Asrın Hukuk Bürosu, İmralı F Tipi Kapalı Yüksek Güvenlikli Kapalı Cezaevi’nde bulunan PKK Lideri Abdullah Öcalan, Ömer Hayri Konar ve Veysi Aktaş’ın aileleri ile yaptığı görüşmeye ilişkin yazılı açıklama yaptı. Mezopotamya Ajansı’nda yer alan Asrın Hukuk Bürosu’nun açıklaması şöyle: “İmralı Cezaevi’nde bulunan müvekkillerimiz Sayın Abdullah Öcalan, Sayın Ömer Hayri Konar ve Sayın Veysi Aktaş 03.03.2020 tarihinde aileleri ile açık görüş gerçekleştirmişlerdir. Görüşme, İmralı Adası’nda yangın çıktığı bilgisinin yansımasıyla başta Kürt halkı olmak üzere demokratik kamuoyunda gelişen hassasiyet ve tepkilerin ortaya çıkması sonucu gerçekleşmiştir. Aileler, İmralı Adasında yapılan ziyarette yangının gerçekleştiğini teyit etmişlerdir. Müvekkillerimizin genel olarak iyi göründüklerini ve yangından etkilenmediklerini gözlemlemiş bulunmaktadırlar. Ancak İmralı cezaevindeki tecridin uygulama biçimi aileleri ve kamuoyunu sürekli olarak tedirgin ve kaygılı bir duruma sürüklemektedir. Zira cezaevlerindeki mahpusların en temel haklarından olan aile ve avukat görüşmeleri hiçbir zaman İmralı adasında hukuki olarak uygulanmamış, bir şantaj ve tehdit aracı olarak değerlendirilmiştir. Bugün de görüldüğü gibi 2011 yılından bugüne kadar ancak açlık grevleri, yangın vb. olağanüstü durumlar sonucunda gerçekleştirilmiştir. Bu durumun hukuken de ahlaken de kabul edilir bir yanı bulunmamaktadır.
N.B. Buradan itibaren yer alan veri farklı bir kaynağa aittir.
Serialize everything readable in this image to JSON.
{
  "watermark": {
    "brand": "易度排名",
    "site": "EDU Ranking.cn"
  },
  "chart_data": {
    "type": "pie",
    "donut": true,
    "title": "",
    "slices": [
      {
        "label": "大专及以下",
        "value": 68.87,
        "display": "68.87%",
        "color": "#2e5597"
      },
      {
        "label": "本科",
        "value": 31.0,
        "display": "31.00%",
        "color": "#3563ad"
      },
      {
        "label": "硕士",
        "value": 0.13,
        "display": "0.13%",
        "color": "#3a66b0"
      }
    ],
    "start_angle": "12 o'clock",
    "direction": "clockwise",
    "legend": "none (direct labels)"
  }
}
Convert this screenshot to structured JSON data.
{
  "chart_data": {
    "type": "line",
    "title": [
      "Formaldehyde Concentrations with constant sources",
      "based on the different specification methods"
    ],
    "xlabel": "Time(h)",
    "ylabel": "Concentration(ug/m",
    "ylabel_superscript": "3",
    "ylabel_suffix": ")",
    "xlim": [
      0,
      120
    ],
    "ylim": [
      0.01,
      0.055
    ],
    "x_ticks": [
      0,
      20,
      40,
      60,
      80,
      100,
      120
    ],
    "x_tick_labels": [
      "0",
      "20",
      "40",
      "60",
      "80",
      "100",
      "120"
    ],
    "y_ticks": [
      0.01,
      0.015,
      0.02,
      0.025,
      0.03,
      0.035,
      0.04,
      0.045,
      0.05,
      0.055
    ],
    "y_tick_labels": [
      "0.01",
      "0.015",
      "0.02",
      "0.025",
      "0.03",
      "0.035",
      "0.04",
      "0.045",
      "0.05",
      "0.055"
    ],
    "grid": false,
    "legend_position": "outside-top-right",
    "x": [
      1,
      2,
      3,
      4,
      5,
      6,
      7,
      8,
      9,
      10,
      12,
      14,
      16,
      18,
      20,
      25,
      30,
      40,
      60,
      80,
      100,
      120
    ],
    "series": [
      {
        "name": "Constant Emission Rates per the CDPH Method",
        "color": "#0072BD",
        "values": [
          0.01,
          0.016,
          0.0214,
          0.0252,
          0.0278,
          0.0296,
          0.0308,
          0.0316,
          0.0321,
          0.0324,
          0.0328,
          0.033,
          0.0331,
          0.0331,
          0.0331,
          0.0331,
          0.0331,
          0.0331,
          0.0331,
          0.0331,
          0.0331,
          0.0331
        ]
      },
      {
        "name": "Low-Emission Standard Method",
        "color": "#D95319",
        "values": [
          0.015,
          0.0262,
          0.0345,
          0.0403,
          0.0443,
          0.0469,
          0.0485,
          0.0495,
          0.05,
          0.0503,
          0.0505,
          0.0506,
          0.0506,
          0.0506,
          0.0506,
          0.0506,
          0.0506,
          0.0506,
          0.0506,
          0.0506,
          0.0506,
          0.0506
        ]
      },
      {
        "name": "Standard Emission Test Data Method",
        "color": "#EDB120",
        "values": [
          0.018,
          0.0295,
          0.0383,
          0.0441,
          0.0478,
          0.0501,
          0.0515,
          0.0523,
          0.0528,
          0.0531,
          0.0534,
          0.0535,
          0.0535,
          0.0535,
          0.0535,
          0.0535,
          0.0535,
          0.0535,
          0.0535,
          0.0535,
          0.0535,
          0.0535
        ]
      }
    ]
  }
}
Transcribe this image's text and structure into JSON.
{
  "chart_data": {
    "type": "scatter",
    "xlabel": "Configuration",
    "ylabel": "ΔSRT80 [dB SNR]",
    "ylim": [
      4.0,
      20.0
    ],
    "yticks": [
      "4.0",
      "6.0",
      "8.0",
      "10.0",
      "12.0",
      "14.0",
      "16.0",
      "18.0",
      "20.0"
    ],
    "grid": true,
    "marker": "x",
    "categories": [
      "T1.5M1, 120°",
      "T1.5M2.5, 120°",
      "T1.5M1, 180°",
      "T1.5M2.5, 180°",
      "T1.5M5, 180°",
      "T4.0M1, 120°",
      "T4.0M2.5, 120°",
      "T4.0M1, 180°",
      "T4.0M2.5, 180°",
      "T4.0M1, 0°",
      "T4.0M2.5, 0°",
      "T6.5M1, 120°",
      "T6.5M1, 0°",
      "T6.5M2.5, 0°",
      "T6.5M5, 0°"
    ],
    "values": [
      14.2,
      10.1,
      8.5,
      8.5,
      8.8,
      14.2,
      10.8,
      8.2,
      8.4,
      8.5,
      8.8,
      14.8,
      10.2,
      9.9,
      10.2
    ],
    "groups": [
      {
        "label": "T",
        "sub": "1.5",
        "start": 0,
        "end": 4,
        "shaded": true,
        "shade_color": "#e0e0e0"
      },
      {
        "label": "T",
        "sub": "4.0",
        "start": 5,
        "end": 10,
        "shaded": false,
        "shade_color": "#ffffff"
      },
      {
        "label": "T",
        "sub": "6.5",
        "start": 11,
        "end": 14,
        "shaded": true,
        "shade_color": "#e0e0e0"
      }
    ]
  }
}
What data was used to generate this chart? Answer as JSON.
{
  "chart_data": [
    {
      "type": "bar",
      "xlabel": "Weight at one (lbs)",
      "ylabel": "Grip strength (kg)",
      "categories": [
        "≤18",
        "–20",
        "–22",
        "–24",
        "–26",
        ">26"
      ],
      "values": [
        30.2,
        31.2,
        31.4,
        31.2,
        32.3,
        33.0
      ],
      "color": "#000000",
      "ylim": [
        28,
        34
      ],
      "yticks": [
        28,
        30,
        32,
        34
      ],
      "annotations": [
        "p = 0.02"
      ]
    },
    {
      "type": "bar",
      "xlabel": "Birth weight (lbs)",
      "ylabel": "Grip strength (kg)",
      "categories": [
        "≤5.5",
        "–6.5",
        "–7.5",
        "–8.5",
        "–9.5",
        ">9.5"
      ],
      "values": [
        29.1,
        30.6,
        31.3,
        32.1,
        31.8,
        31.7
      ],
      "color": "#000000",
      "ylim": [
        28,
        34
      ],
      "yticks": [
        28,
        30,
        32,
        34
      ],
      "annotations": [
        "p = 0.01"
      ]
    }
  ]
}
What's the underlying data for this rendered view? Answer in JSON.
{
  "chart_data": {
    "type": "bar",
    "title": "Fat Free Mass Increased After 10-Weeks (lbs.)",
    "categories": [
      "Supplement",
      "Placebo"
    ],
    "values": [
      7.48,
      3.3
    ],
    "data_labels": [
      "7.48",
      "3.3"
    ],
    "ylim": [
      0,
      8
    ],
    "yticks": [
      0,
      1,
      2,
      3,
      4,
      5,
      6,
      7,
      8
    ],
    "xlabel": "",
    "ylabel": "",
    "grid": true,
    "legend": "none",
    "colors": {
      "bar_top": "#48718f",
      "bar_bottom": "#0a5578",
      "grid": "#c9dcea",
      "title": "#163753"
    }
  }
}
İMRALI'DAN SÜRECE İLİŞKİN AÇIKLAMA

Sayın Öcalan’ın moralli, güçlü ve sağlıklı olduğunu öğrenmiş bulunmaktayız. Kardeşi Sayın Mehmet Öcalan ile yaptığı bu görüşmede Türkiye ve Ortadoğu’daki siyasi krize çözüm gücünü bir kez daha vurgulamıştır. 2019 yılında yapmış olduğu görüşmelerde ortaya koyduğu duruşu daha güçlü bir şekilde devam ettirdiğini belirtmiştir. Son süreçte yaşanan siyasi gelişmeler Sayın Öcalan’ın haklılığını ortaya koyduğu gibi bu atmosferde İmralı’da uygulanan tecridin halkların geleceğine yönelik olduğu da daha net olarak ortaya çıkmıştır. Kişiye özgü hukuksuz bir uygulama olan ve aynı zamanda halkların barış içinde ortak yaşam iradesine yönelik uygulanan tecride derhal son verilmesi çağrısını yapıyoruz. Bu minvalde yaşanan gelişmeleri kamuoyunun bilgisine sunarız.”